Em entrevista à Rede Brasil Atual o presidente da Comissão Especial sobre Mortos e Desaparecidos Políticos, Marco Antônio Rodrigues Barbosa, diz que Advocacia Geral da União e Ministério da Defesa erraram ao ignorar a existência da comissão nas buscas da Operação Tocantins, na região do Araguaia e que espera que o presidente da República medie a situação “constrangedora”.

Em nota os Familiares dos mortos e desaparecidos repudiaram a Portaria nº 567, do Ministério da Defesa, que criou o Grupo de Trabalho da Operação Tocantins para coordenar as atividades de localização, recolhimento e identificação dos corpos dos guerrilheiros e militares mortos no conflito.

“Houve uma reação uníssona dos familiares no sentido de que isso não podia ficar exclusivamente na mão do exército, sobretudo orientada por um capitão de brigada que entendia que aquilo lá era uma guerrilha de subversivos.”, afirmou Marco Antônio.

Ele disse ter entregado no último dia 22 a nota da comissão ao presidente da República, de quem espera uma mediação. “Você não pode com uma portaria revogar uma lei.
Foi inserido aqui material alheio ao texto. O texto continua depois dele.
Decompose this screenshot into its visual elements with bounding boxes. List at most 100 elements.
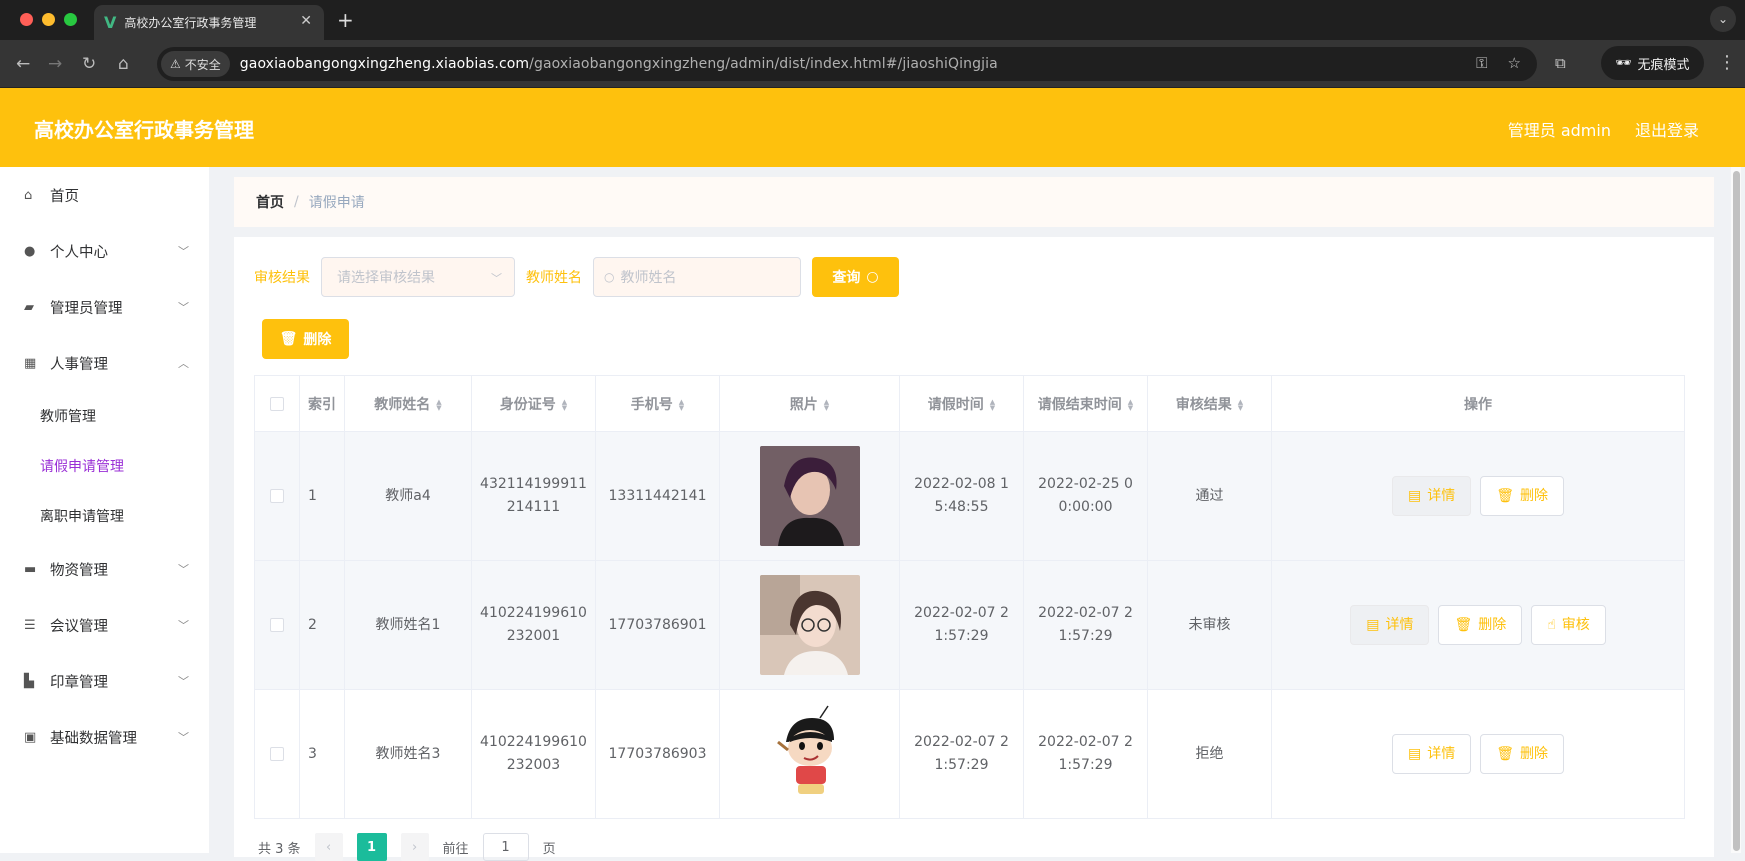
close-window-button[interactable] <box>20 13 33 26</box>
sidebar-subitem-leave[interactable]: 请假申请管理 <box>0 441 209 491</box>
tab-search-icon[interactable]: ⌄ <box>1710 6 1736 32</box>
actions-cell: ▤ 详情 🗑 删除 ☝ 审核 <box>1271 560 1685 690</box>
sidebar-item-label: 印章管理 <box>50 674 108 691</box>
sidebar-item-hr[interactable]: ▦ 人事管理 ︿ <box>0 335 209 391</box>
app-title: 高校办公室行政事务管理 <box>34 118 254 142</box>
sidebar-item-label: 首页 <box>50 188 79 205</box>
column-header[interactable]: 身份证号 ▲ ▼ <box>471 375 596 432</box>
column-header-label: 审核结果 <box>1175 396 1232 413</box>
index-cell: 1 <box>299 431 345 561</box>
security-chip[interactable]: ⚠ 不安全 <box>161 51 230 77</box>
scrollbar-thumb[interactable] <box>1733 171 1740 851</box>
pagination: 共 3 条 ‹ 1 › 前往 1 页 <box>258 833 556 861</box>
sort-icon[interactable]: ▲ ▼ <box>1128 398 1133 411</box>
back-icon[interactable]: ← <box>16 54 30 74</box>
prev-page-icon[interactable]: ‹ <box>314 833 343 861</box>
sidebar-item-meetings[interactable]: ☰ 会议管理 ﹀ <box>0 597 209 653</box>
forward-icon[interactable]: → <box>48 54 62 74</box>
result-filter-label: 审核结果 <box>254 270 310 286</box>
sidebar-item-label: 会议管理 <box>50 618 108 635</box>
close-tab-icon[interactable]: ✕ <box>300 13 312 29</box>
delete-label: 删除 <box>1520 487 1548 504</box>
index-cell: 2 <box>299 560 345 690</box>
row-checkbox[interactable] <box>270 488 284 503</box>
address-bar[interactable]: ⚠ 不安全 gaoxiaobangongxingzheng.xiaobias.c… <box>157 47 1537 81</box>
sort-icon[interactable]: ▲ ▼ <box>436 398 441 411</box>
next-page-icon[interactable]: › <box>400 833 429 861</box>
select-all-checkbox[interactable] <box>270 396 284 411</box>
minimize-window-button[interactable] <box>42 13 55 26</box>
delete-label: 删除 <box>1478 616 1507 633</box>
incognito-chip[interactable]: 🕶 无痕模式 <box>1601 46 1704 80</box>
detail-button[interactable]: ▤ 详情 <box>1391 734 1472 774</box>
goto-page-input[interactable]: 1 <box>482 833 529 861</box>
column-header[interactable]: 教师姓名 ▲ ▼ <box>344 375 472 432</box>
sort-icon[interactable]: ▲ ▼ <box>562 398 567 411</box>
table-header-row: 索引 教师姓名 ▲ ▼ 身份证号 ▲ ▼ 手机号 ▲ ▼ 照片 ▲ ▼ 请假时间 ▲ ▼ 请假结束时… <box>254 375 1685 432</box>
detail-button[interactable]: ▤ 详情 <box>1350 605 1430 645</box>
column-header[interactable]: 请假时间 ▲ ▼ <box>899 375 1024 432</box>
name-cell: 教师姓名1 <box>344 560 472 690</box>
sort-icon[interactable]: ▲ ▼ <box>679 398 684 411</box>
url-text: gaoxiaobangongxingzheng.xiaobias.com/gao… <box>240 56 998 72</box>
table-row: 2 教师姓名1 410224199610232001 17703786901 2… <box>254 560 1685 690</box>
more-menu-icon[interactable]: ⋮ <box>1718 52 1736 73</box>
sidebar-subitem-resign[interactable]: 离职申请管理 <box>0 491 209 541</box>
sidebar-item-home[interactable]: ⌂ 首页 <box>0 167 209 223</box>
sidebar-item-supplies[interactable]: ▬ 物资管理 ﹀ <box>0 541 209 597</box>
review-button[interactable]: ☝ 审核 <box>1531 605 1606 645</box>
document-icon: ▤ <box>1407 487 1422 504</box>
reload-icon[interactable]: ↻ <box>82 54 96 74</box>
row-checkbox[interactable] <box>270 617 284 632</box>
page-scrollbar[interactable] <box>1731 167 1741 853</box>
sidebar-item-basedata[interactable]: ▣ 基础数据管理 ﹀ <box>0 709 209 765</box>
row-checkbox[interactable] <box>270 746 284 761</box>
stamp-icon: ▙ <box>24 673 34 689</box>
sidebar-item-profile[interactable]: ● 个人中心 ﹀ <box>0 223 209 279</box>
photo-cell <box>719 560 900 690</box>
maximize-window-button[interactable] <box>64 13 77 26</box>
trash-icon: 🗑 <box>279 331 298 347</box>
delete-label: 删除 <box>1520 745 1548 762</box>
column-header-label: 操作 <box>1464 396 1492 413</box>
sort-icon[interactable]: ▲ ▼ <box>824 398 829 411</box>
column-header-label: 照片 <box>789 396 818 413</box>
result-select[interactable]: 请选择审核结果 ﹀ <box>321 257 515 297</box>
sidebar-item-stamps[interactable]: ▙ 印章管理 ﹀ <box>0 653 209 709</box>
column-header[interactable]: 请假结束时间 ▲ ▼ <box>1023 375 1148 432</box>
row-delete-button[interactable]: 🗑 删除 <box>1480 476 1564 516</box>
page-number-current[interactable]: 1 <box>356 833 387 861</box>
sort-icon[interactable]: ▲ ▼ <box>1238 398 1243 411</box>
column-header[interactable]: 照片 ▲ ▼ <box>719 375 900 432</box>
logout-link[interactable]: 退出登录 <box>1635 117 1699 141</box>
new-tab-icon[interactable]: + <box>337 8 354 32</box>
column-header-label: 请假时间 <box>927 396 984 413</box>
column-header-label: 教师姓名 <box>374 396 431 413</box>
extensions-icon[interactable]: ⧉ <box>1555 54 1566 72</box>
teacher-name-input[interactable]: ○ 教师姓名 <box>593 257 801 297</box>
star-icon[interactable]: ☆ <box>1508 54 1521 72</box>
sidebar-item-admin[interactable]: ▰ 管理员管理 ﹀ <box>0 279 209 335</box>
detail-label: 详情 <box>1385 616 1414 633</box>
breadcrumb-home[interactable]: 首页 <box>256 192 284 212</box>
detail-button[interactable]: ▤ 详情 <box>1391 476 1472 516</box>
column-header[interactable]: 审核结果 ▲ ▼ <box>1147 375 1272 432</box>
start-time-cell: 2022-02-07 21:57:29 <box>899 689 1024 819</box>
row-delete-button[interactable]: 🗑 删除 <box>1480 734 1564 774</box>
leave-table: 索引 教师姓名 ▲ ▼ 身份证号 ▲ ▼ 手机号 ▲ ▼ 照片 ▲ ▼ 请假时间 ▲ ▼ 请假结束时… <box>254 375 1685 819</box>
home-browser-icon[interactable]: ⌂ <box>118 54 129 74</box>
query-button[interactable]: 查询 ○ <box>812 257 899 297</box>
url-host: gaoxiaobangongxingzheng.xiaobias.com <box>239 56 530 72</box>
phone-cell: 17703786901 <box>595 560 720 690</box>
batch-delete-button[interactable]: 🗑 删除 <box>262 319 349 359</box>
window-controls <box>20 13 77 26</box>
column-header[interactable]: 手机号 ▲ ▼ <box>595 375 720 432</box>
column-header-label: 索引 <box>308 396 336 413</box>
sort-icon[interactable]: ▲ ▼ <box>990 398 995 411</box>
row-delete-button[interactable]: 🗑 删除 <box>1438 605 1523 645</box>
index-cell: 3 <box>299 689 345 819</box>
key-icon[interactable]: ⚿ <box>1476 54 1487 72</box>
grid-icon: ▦ <box>24 355 37 371</box>
browser-tab[interactable]: V 高校办公室行政事务管理 ✕ <box>94 5 324 40</box>
sidebar-subitem-teachers[interactable]: 教师管理 <box>0 391 209 441</box>
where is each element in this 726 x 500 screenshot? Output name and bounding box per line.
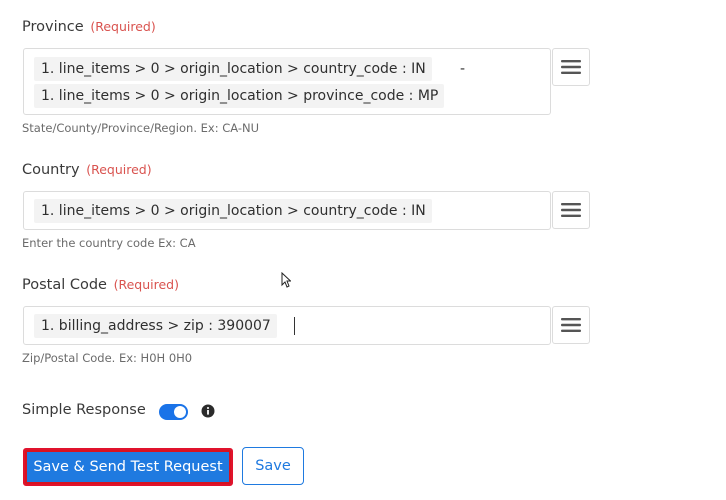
province-input[interactable]: 1. line_items > 0 > origin_location > co… — [23, 48, 551, 115]
simple-response-toggle[interactable] — [159, 404, 188, 420]
postal-code-required-tag: (Required) — [113, 277, 179, 292]
postal-code-label-text: Postal Code — [22, 277, 107, 293]
country-label: Country (Required) — [22, 162, 152, 178]
save-and-send-test-request-button[interactable]: Save & Send Test Request — [23, 448, 233, 486]
country-menu-button[interactable] — [552, 191, 590, 229]
hamburger-menu-icon — [561, 203, 581, 217]
country-hint: Enter the country code Ex: CA — [22, 236, 196, 250]
postal-code-input[interactable]: 1. billing_address > zip : 390007 — [23, 306, 551, 345]
form-page: Province (Required) 1. line_items > 0 > … — [0, 0, 726, 500]
province-token-1[interactable]: 1. line_items > 0 > origin_location > co… — [34, 57, 432, 81]
province-token-2[interactable]: 1. line_items > 0 > origin_location > pr… — [34, 84, 445, 108]
postal-code-hint: Zip/Postal Code. Ex: H0H 0H0 — [22, 351, 193, 365]
province-label: Province (Required) — [22, 19, 156, 35]
province-menu-button[interactable] — [552, 48, 590, 86]
country-required-tag: (Required) — [86, 162, 152, 177]
postal-code-label: Postal Code (Required) — [22, 277, 179, 293]
toggle-knob — [174, 406, 186, 418]
province-required-tag: (Required) — [90, 19, 156, 34]
mouse-pointer-icon — [281, 272, 291, 288]
province-hint: State/County/Province/Region. Ex: CA-NU — [22, 121, 260, 135]
text-caret — [294, 317, 295, 335]
postal-code-token-1[interactable]: 1. billing_address > zip : 390007 — [34, 314, 277, 338]
country-token-1[interactable]: 1. line_items > 0 > origin_location > co… — [34, 199, 432, 223]
simple-response-label: Simple Response — [22, 402, 146, 418]
country-label-text: Country — [22, 162, 80, 178]
postal-code-menu-button[interactable] — [552, 306, 590, 344]
province-label-text: Province — [22, 19, 84, 35]
province-separator: - — [460, 61, 466, 77]
save-button[interactable]: Save — [242, 447, 304, 485]
country-input[interactable]: 1. line_items > 0 > origin_location > co… — [23, 191, 551, 230]
hamburger-menu-icon — [561, 318, 581, 332]
hamburger-menu-icon — [561, 60, 581, 74]
info-circle-icon[interactable] — [201, 404, 215, 418]
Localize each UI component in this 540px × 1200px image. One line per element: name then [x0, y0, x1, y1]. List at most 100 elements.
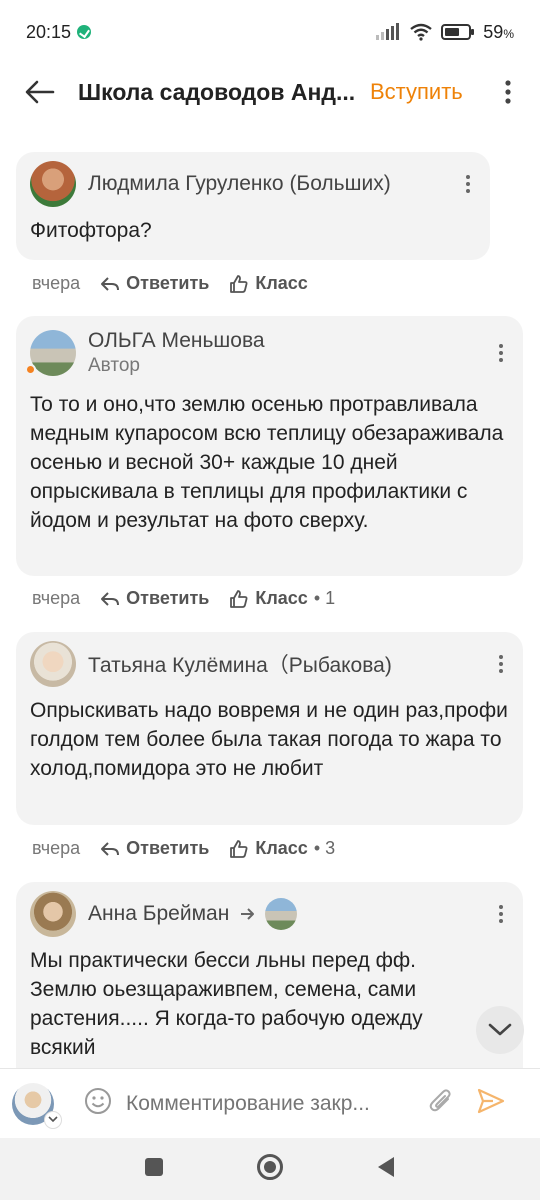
paperclip-icon — [429, 1089, 451, 1112]
reply-label: Ответить — [126, 588, 210, 608]
dot-icon — [466, 175, 470, 179]
author-block: Татьяна Кулёмина（Рыбакова) — [88, 649, 392, 679]
home-button[interactable] — [256, 1153, 284, 1186]
system-nav-bar — [0, 1138, 540, 1200]
dot-icon — [499, 919, 503, 923]
dot-icon — [499, 358, 503, 362]
online-status-badge — [25, 364, 36, 375]
join-button[interactable]: Вступить — [370, 79, 463, 105]
send-icon — [477, 1088, 505, 1114]
chevron-down-icon — [488, 1023, 512, 1036]
status-notification-icon — [77, 25, 92, 39]
author-name[interactable]: Татьяна Кулёмина（Рыбакова) — [88, 649, 392, 679]
comment-card: Людмила Гуруленко (Больших) Фитофтора? — [16, 152, 490, 260]
reply-arrow-icon — [101, 276, 120, 291]
avatar[interactable] — [30, 330, 76, 376]
send-button[interactable] — [476, 1087, 506, 1120]
comment-time: вчера — [32, 588, 81, 608]
like-button[interactable]: Класс — [229, 588, 308, 609]
dot-icon — [499, 669, 503, 673]
reply-to-arrow-icon — [241, 908, 255, 920]
reply-label: Ответить — [126, 838, 210, 858]
comment-menu-button[interactable] — [497, 344, 509, 362]
comment-card: ОЛЬГА Меньшова Автор То то и оно,что зем… — [16, 316, 523, 576]
avatar[interactable] — [30, 891, 76, 937]
like-label: Класс — [255, 273, 308, 293]
dot-icon — [466, 182, 470, 186]
avatar[interactable] — [30, 161, 76, 207]
home-circle-icon — [257, 1153, 283, 1180]
chevron-down-icon — [48, 1116, 58, 1123]
author-block: ОЛЬГА Меньшова Автор — [88, 329, 265, 377]
recent-apps-button[interactable] — [144, 1157, 164, 1182]
wifi-icon — [410, 23, 433, 41]
comment-card: Татьяна Кулёмина（Рыбакова) Опрыскивать н… — [16, 632, 523, 825]
comment-card: Анна Брейман Мы практически бесси льны п… — [16, 882, 523, 1068]
comment-actions: вчера Ответить Класс — [32, 273, 308, 294]
status-icons: 59% — [375, 22, 514, 43]
comment-text: Мы практически бесси льны перед фф. Земл… — [30, 949, 423, 1059]
thumbs-up-icon — [230, 839, 248, 858]
reply-to-avatar[interactable] — [265, 898, 298, 930]
dot-icon — [499, 905, 503, 909]
attach-button[interactable] — [428, 1087, 454, 1120]
comment-header: ОЛЬГА Меньшова Автор — [30, 316, 509, 390]
vertical-dots-icon — [505, 80, 511, 104]
back-nav-button[interactable] — [376, 1155, 396, 1184]
dot-icon — [466, 189, 470, 193]
emoji-button[interactable] — [84, 1087, 112, 1120]
signal-icon — [376, 23, 400, 40]
scroll-down-button[interactable] — [476, 1006, 524, 1054]
avatar-switch[interactable] — [44, 1110, 62, 1129]
battery-level: 59% — [483, 21, 514, 42]
comment-text: Опрыскивать надо вовремя и не один раз,п… — [30, 699, 508, 780]
author-block: Анна Брейман — [88, 898, 298, 930]
comment-menu-button[interactable] — [497, 905, 509, 923]
comment-text: То то и оно,что землю осенью протравлива… — [30, 393, 504, 532]
comment-actions: вчера Ответить Класс • 3 — [32, 838, 335, 859]
back-button[interactable] — [20, 72, 60, 112]
thumbs-up-icon — [230, 274, 248, 293]
comment-actions: вчера Ответить Класс • 1 — [32, 588, 335, 609]
reply-button[interactable]: Ответить — [100, 588, 209, 609]
like-label: Класс — [255, 588, 308, 608]
smile-icon — [85, 1088, 111, 1114]
reply-label: Ответить — [126, 273, 210, 293]
arrow-left-icon — [25, 80, 55, 104]
dot-icon — [499, 655, 503, 659]
header-menu-button[interactable] — [498, 72, 518, 112]
group-title[interactable]: Школа садоводов Анд... — [78, 79, 356, 106]
status-bar: 20:15 59% — [0, 0, 540, 64]
battery-icon — [441, 24, 475, 40]
my-avatar[interactable] — [12, 1082, 62, 1129]
avatar[interactable] — [30, 641, 76, 687]
author-block: Людмила Гуруленко (Больших) — [88, 172, 391, 196]
dot-icon — [499, 344, 503, 348]
comment-header: Анна Брейман — [30, 882, 509, 946]
comment-time: вчера — [32, 273, 81, 293]
reply-arrow-icon — [101, 591, 120, 606]
dot-icon — [499, 912, 503, 916]
author-name[interactable]: Людмила Гуруленко (Больших) — [88, 172, 391, 196]
comment-menu-button[interactable] — [497, 655, 509, 673]
like-button[interactable]: Класс — [229, 838, 308, 859]
comment-menu-button[interactable] — [464, 175, 476, 193]
comment-composer — [0, 1068, 540, 1138]
like-label: Класс — [255, 838, 308, 858]
status-time: 20:15 — [26, 21, 72, 42]
like-count: • 1 — [313, 588, 336, 608]
comment-time: вчера — [32, 838, 81, 858]
reply-button[interactable]: Ответить — [100, 273, 209, 294]
author-name[interactable]: ОЛЬГА Меньшова — [88, 329, 265, 353]
thumbs-up-icon — [230, 589, 248, 608]
triangle-back-icon — [378, 1156, 394, 1177]
author-name[interactable]: Анна Брейман — [88, 902, 229, 926]
dot-icon — [499, 351, 503, 355]
comment-input[interactable] — [126, 1091, 410, 1116]
like-button[interactable]: Класс — [229, 273, 308, 294]
reply-arrow-icon — [101, 841, 120, 856]
comment-text: Фитофтора? — [30, 219, 152, 242]
square-icon — [145, 1157, 163, 1176]
top-bar: Школа садоводов Анд... Вступить — [0, 64, 540, 120]
reply-button[interactable]: Ответить — [100, 838, 209, 859]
Não pode atropelar a competência de uma comissão que deveria estar aparelhada pelo governo de toda a infra-estrutura para exercer sua competência.”, afirmou. 

Como antecipou à reportagem da Rede Brasil Atual nessa quarta-feira (24), os Familiares ficaram descontentes ao saber na reunião do dia 03 de junho com o ministro Jobim que a condução dos trabalhos da Operação Tocantins ficará a cargo do general Mario Lúcio Alves de Araújo simpatizante da ditadura militar.

“Nós tomamos conhecimento da portaria pela imprensa e pedimos uma audiência com o ministro Jobim. Ele descreveu toda a operação que vai ser feita, disse que isso vai ser dirigido por um general de brigada cujo entendimento do assunto é oposto ao que os familiares entendem. Isso causou um inconformismo, um mal-estar. Nós vamos ter uma reunião dia 1 de julho para decidir o que vamos fazer.”

Marco Antônio defende o bom senso e o entendimento para a solução do impasse. “É uma questão de respeito aos próprios familiares. Ignoraram a competência da Secretaria Especial dos Direitos Humanos da Presidência da República, a competência do Ministério da Justiça e a competência da própria Comissão, quer dizer, é uma coisa esquizofrênica. Espero, sinceramente, que as partes sentem, estou totalmente disponível para isso, e tenham um entendimento que venha ao encontro do interesse público”, finalizou.

A reportagem da Rede Brasil Atual entrou em contato com as assessorias do Ministério da Defesa solicitando uma entrevista com o general Mario Lúcio Alves de Araújo e a posição do ministério em relação ao “desconforto” dos familiares e da comissão. Também solicitou da Advocacia Geral da União esclarecimentos sobre as questões.

As solicitações ainda não foram atendidas até às 18h 30 do dia 25.